Shouting over the noise of diners at a Mexican restaurant on the floor of a casino, buyout billionaire Wes Edens has come to Las Vegas, one of the cities least friendly to mass transit, to talk about passenger rail. “It’s not like I had Lionel train sets in my basement,” he says. “I wasn’t a train nut, but I love riding on trains. It’s my favourite form of travel.”
Even a couple months ago, that was audacious talk from the casual, sandy-haired 58-year-old who made his fortune with Fortress Investment Group and who coowns the NBA’s top team, the Milwaukee Bucks. In a post-Covid world, as people settle in for a period of minimal travel, especially if it involves being squeezed among others, a bet on train service sounds downright crazy, especially since it comes with a $9 billion price tag.

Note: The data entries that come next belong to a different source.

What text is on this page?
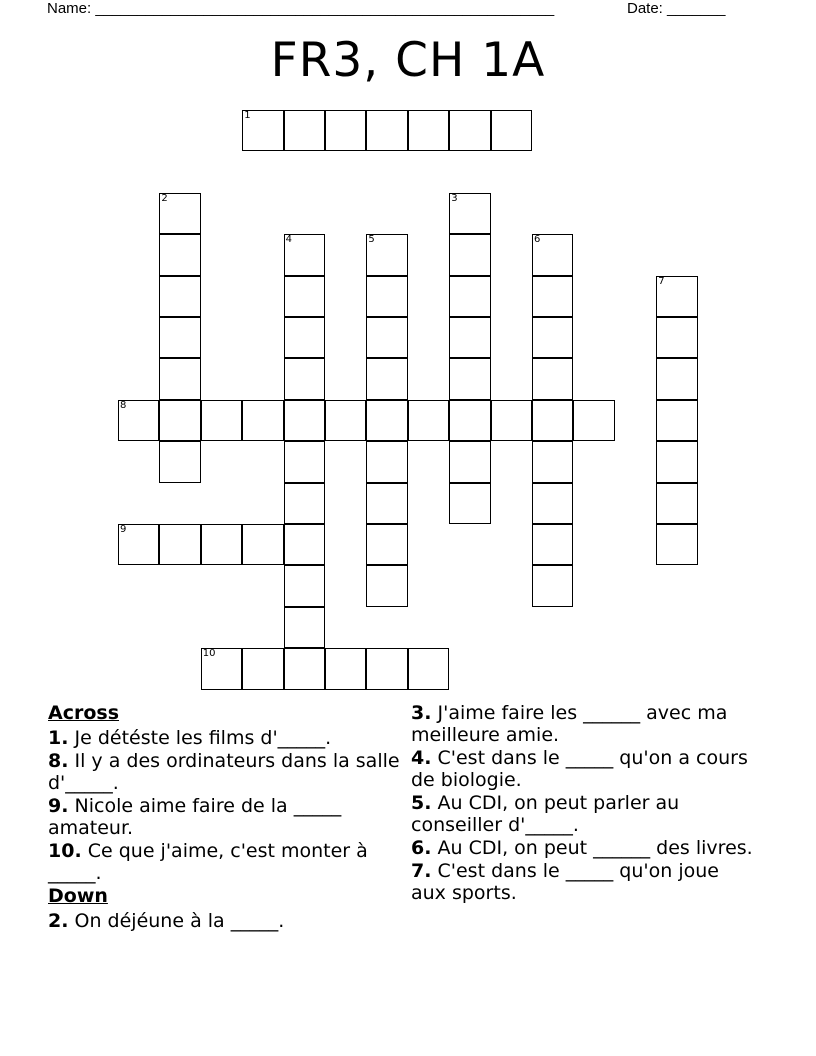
Name: _______________________________________________________	Date: _______
FR3, CH 1A
1
2	3
4	5	6
7
8
9
10
Across
1. Je détéste les films d'_____.
8. Il y a des ordinateurs dans la salle d'_____.
9. Nicole aime faire de la _____ amateur.
10. Ce que j'aime, c'est monter à _____.
Down
2. On déjéune à la _____.
3. J'aime faire les ______ avec ma meilleure amie.
4. C'est dans le _____ qu'on a cours de biologie.
5. Au CDI, on peut parler au conseiller d'_____.
6. Au CDI, on peut ______ des livres.
7. C'est dans le _____ qu'on joue aux sports.
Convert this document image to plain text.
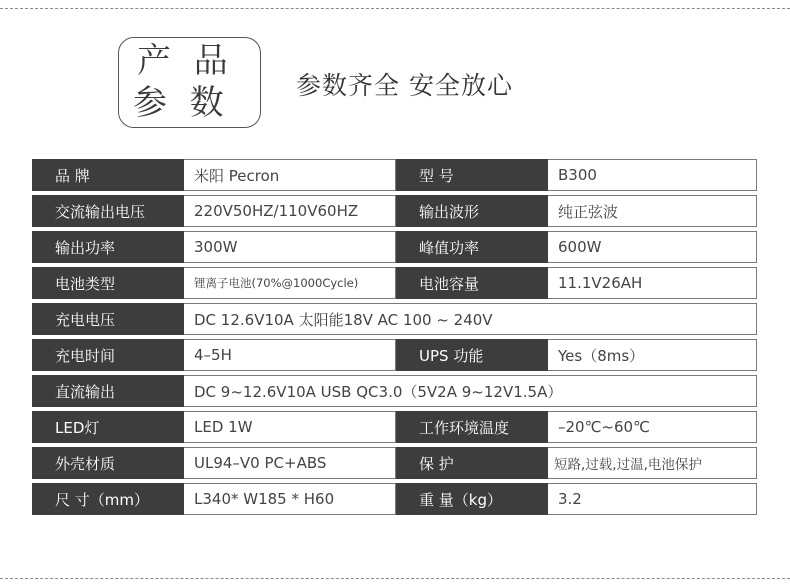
产 品
参 数	参数齐全 安全放心
品 牌	米阳 Pecron	型 号	B300
交流输出电压	220V50HZ/110V60HZ	输出波形	纯正弦波
输出功率	300W	峰值功率	600W
电池类型	锂离子电池(70%@1000Cycle)	电池容量	11.1V26AH
充电电压	DC 12.6V10A 太阳能18V AC 100 ~ 240V		
充电时间	4–5H	UPS 功能	Yes（8ms）
直流输出	DC 9~12.6V10A USB QC3.0（5V2A 9~12V1.5A）		
LED灯	LED 1W	工作环境温度	–20℃~60℃
外壳材质	UL94–V0 PC+ABS	保 护	短路,过载,过温,电池保护
尺 寸（mm）	L340* W185 * H60	重 量（kg）	3.2
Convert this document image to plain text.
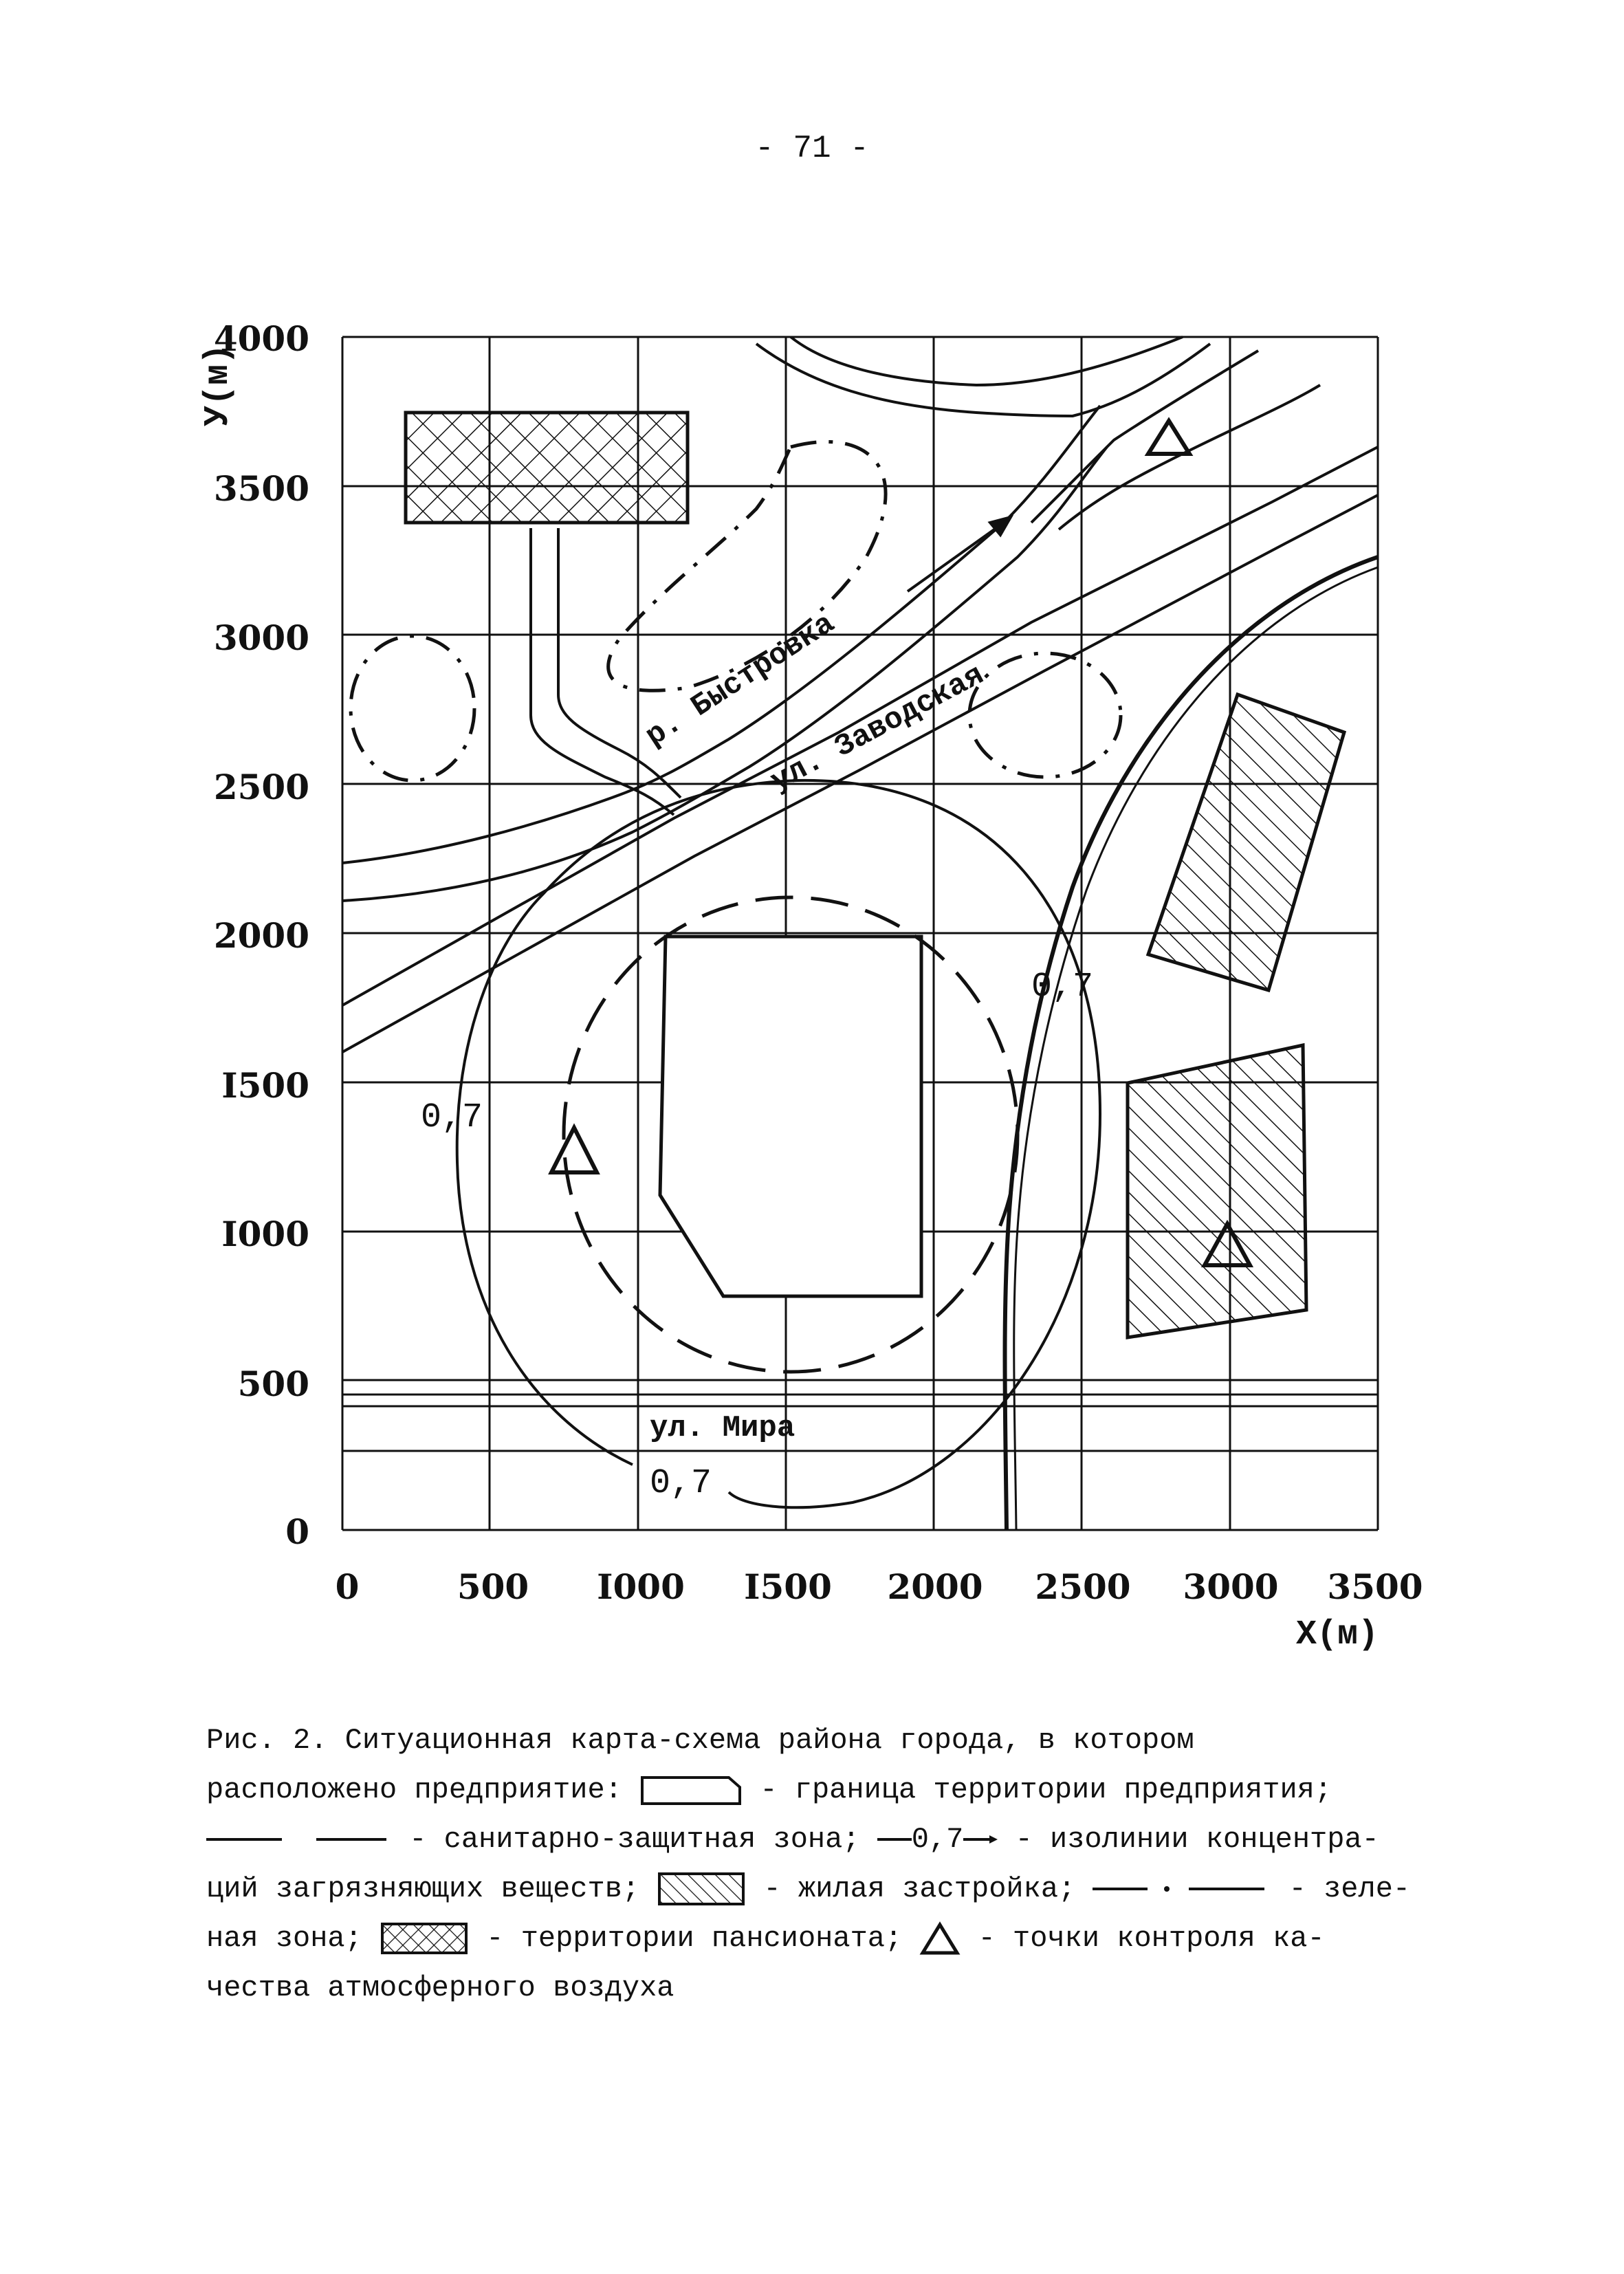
- 71 -
0,7
0,7
0,7
р. Быстровка
ул. Заводская
ул. Мира
4000
3500
3000
2500
2000
I500
I000
500
0
0	500 I000 I500 2000 2500 3000 3500
У(м)
Х(м)
Рис. 2. Ситуационная карта-схема района города, в котором
расположено предприятие:	- граница территории предприятия;
- санитарно-защитная зона; 0,7 - изолинии концентра-
ций загрязняющих веществ;	- жилая застройка;	- зеле-
ная зона;	- территории пансионата;	- точки контроля ка-
чества атмосферного воздуха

Edens’s vision: Tax-exempt bonds to create high-speed train lines linking Orlando to Miami and Las Vegas to Southern California. He sees a service modelled on the Paris-to-London Eurostar and is so confident the plan will work that he’s put more than $100 million of his own money into it. If things go right, his trains could haul nearly 20 million passengers in 2026, generate annual revenue of $1.6 billion and operating profit of almost $1 billion a year.
“Great fortunes are generally made by solving the most obvious problems,” Edens says. “Drive from Miami to Orlando with your family; drive from Los Angeles to Las Vegas. It’s a bad experience.”